Son olarak Hollywood‟un Universal gibi büyük yapım şirketleri
arasında film hakları için bir mücadele yaşandı ve kitabın
haklarını Columbia satın aldı.Dini ve mitolojik öğeleri bir arada
bulunduran bu kitap başarılı kurgusu, yarattığı etki ve sürükleyici
diliyle okunmaya değer…
Aslı ASUTAY
FREAK THE MIGHTY
Rodman Philbrick’in bir komşusunun çocuğundan
esinlenerek yazdığı ve 1993 yılında yayınladığı “Freak the
Mighty” kitabının filme uyarlanmış hali olan “Freak the
Mighty” ya da diğer adıyla “The Mighty” filmi, 1998 yapımı bir
dram filmidir. Filmin ismi dilimize “İyilik Meleği” olarak
çevrilmiştir. Sharon Stone, Kieran Culkin (“Evde Tek Başına”
serisinin ilk ikisinde başrol oynayan Macaulay Culkin’in
kendisinden 2 yaş küçük kardeşi) ve Elden Henson başroldedir.
Morquio sendromlu Kevin ile disleksi hastası olan Max’in
sıradışı dostluklarına ışık tutan bu film; dostluğa, iyilik
yapmaya, hayata, yaşam savaşı vermeye, farkındalığa, cesarete,
kadere, çocuk psikolojisine ve yaşama sevincine dair izler
taşıyor. Film boyunca hikaye Max’in ağzından anlatılıyor.
Vücut şeklinden ve koltuk değnekleriyle yürümesinden dolayı
Kevin’a “Freak (Ucube)” lakabı takılmıştır. Yürüyemeyen fakat
çok zeki olan Kevin ile okuma zorluğu çeken kimseyle
konuşmayan buna karşılık iri vücudu ve güçlü yapısı olan Max,
eksik yanlarını birbirleriyle tamamlıyorlar. Kevin’i omzunda
gezdiren Max onun bacakları, Max’i yönlendiren ona akıl ve
cesaret veren Kevin ise onun beyni oluyor. Sharon Stone ise
Kevin’in annesi rolündedir.
Hastalığından dolayı az ömrü olduğunu bilen ama ne
zaman öleceğini bilmeyen Kevin’in her gününü son günüymüş
gibi yaşaması onun hayatın güzelliklerinin farkına varmasını ve
hiçbir sorunu kafasına takmamasını sağlamıştır. Filmin
ardından hayata Kevin’in gözünden bakmanızı öneririm. Yani
her gününüzü hayatınızın son günüymüş gibi yaşamanızdan
bahsediyorum. En azından bir gün boyunca bunu deneyin. Ve
kefilim ki o günün başlangıcından sonuna kadar hiç kimseyi
kırmayacaksınız, sevdiğiniz insanların sizin için olan
değerlerinin farkına varacaksınız, sürekli gülümseyeceksiniz,
hiçbir aksilik başınıza gelmeyecek, sizin için sıkıcı olan şeyler
anlam kazanmaya başlayacak ve bütün bu sebeplerden dolayı
mutlu olduğunuz için çevrenizdekileri de mutlu edeceksiniz.

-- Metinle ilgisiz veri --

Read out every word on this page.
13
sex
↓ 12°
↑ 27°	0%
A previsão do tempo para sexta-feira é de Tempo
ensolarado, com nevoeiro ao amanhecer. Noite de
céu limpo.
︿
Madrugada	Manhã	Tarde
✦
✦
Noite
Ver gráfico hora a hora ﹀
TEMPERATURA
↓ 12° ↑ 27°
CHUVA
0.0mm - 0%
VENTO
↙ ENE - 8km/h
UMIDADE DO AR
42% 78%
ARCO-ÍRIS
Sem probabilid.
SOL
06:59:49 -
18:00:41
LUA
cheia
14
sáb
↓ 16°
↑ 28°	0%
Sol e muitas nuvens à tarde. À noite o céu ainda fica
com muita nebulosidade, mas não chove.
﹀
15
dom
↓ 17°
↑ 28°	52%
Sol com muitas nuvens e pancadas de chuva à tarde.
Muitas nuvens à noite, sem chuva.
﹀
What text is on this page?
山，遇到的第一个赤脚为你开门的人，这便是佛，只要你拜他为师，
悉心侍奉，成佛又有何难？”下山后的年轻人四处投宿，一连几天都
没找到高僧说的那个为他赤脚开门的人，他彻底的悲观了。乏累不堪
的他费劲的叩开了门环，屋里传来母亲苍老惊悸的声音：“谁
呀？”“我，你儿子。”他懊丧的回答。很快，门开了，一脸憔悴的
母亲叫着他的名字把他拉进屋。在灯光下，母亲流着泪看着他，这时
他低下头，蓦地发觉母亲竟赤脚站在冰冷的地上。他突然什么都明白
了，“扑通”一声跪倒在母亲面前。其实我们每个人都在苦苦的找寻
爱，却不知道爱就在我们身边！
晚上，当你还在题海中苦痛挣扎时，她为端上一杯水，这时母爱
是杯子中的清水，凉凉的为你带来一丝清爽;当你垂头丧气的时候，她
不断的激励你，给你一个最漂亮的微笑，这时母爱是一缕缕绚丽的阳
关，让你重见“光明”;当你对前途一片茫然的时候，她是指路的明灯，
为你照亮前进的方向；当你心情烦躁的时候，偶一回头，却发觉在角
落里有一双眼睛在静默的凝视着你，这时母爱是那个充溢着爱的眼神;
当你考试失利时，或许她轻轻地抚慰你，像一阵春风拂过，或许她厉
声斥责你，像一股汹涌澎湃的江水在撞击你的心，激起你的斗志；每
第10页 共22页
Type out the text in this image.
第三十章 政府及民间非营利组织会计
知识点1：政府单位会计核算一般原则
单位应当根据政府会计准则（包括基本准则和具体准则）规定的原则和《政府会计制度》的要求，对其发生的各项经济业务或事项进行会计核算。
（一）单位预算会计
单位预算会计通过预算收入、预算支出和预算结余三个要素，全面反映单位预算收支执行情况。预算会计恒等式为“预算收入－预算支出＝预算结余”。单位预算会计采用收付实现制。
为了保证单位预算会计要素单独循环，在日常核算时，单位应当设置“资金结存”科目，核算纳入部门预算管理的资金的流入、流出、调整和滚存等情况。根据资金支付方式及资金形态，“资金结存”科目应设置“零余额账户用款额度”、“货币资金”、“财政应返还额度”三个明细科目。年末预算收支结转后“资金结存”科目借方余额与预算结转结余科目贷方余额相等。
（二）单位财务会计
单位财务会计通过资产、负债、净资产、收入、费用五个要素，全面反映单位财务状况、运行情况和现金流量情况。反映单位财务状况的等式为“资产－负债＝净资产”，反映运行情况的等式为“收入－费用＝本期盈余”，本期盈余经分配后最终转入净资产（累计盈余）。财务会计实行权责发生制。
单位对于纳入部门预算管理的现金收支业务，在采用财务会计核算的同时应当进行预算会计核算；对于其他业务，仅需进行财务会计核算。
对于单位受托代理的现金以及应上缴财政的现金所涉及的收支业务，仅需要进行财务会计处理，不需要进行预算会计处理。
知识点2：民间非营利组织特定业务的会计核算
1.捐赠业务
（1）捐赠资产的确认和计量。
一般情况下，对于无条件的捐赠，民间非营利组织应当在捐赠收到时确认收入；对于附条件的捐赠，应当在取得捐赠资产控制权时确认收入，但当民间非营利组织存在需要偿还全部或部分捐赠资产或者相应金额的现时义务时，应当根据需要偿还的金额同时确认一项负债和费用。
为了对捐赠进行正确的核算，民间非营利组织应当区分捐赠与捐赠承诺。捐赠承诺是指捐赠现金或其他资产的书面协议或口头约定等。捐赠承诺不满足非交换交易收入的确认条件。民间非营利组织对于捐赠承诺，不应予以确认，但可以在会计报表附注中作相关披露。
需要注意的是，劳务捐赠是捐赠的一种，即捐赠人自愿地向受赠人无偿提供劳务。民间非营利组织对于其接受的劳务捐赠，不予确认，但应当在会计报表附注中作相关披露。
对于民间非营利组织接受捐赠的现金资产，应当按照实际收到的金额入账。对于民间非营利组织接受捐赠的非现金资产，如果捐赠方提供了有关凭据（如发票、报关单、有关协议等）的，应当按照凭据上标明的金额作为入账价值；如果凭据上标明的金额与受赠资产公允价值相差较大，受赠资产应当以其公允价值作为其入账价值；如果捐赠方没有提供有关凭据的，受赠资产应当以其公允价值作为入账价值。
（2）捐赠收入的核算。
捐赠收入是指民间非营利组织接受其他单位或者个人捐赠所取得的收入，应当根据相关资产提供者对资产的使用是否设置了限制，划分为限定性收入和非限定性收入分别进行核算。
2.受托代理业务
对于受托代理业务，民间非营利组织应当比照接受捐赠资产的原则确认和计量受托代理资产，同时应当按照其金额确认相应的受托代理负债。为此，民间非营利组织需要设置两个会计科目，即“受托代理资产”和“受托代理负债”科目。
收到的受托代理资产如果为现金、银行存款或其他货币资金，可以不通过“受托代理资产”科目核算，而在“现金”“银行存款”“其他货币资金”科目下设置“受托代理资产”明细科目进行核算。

Hayatınızın son günü ve tekrar yaşama şansınız yoksa
yapacaklarınız kimseyi kırmamak, kırdığınız kişilerin gönlünü
almak, hatalarınızı telafi etmek ve insanları mutlu etmeye
çalışmaktır. Bütün bunları yapmak için son günü beklemeye
gerek yok. Bu filmden sonra ne demek istediğimi daha iyi
anlayacaksınız. Ülkemizde çok seyredilmemiş olan 13 yıl
önceki bu filmden bahsetmemin sebebi de budur.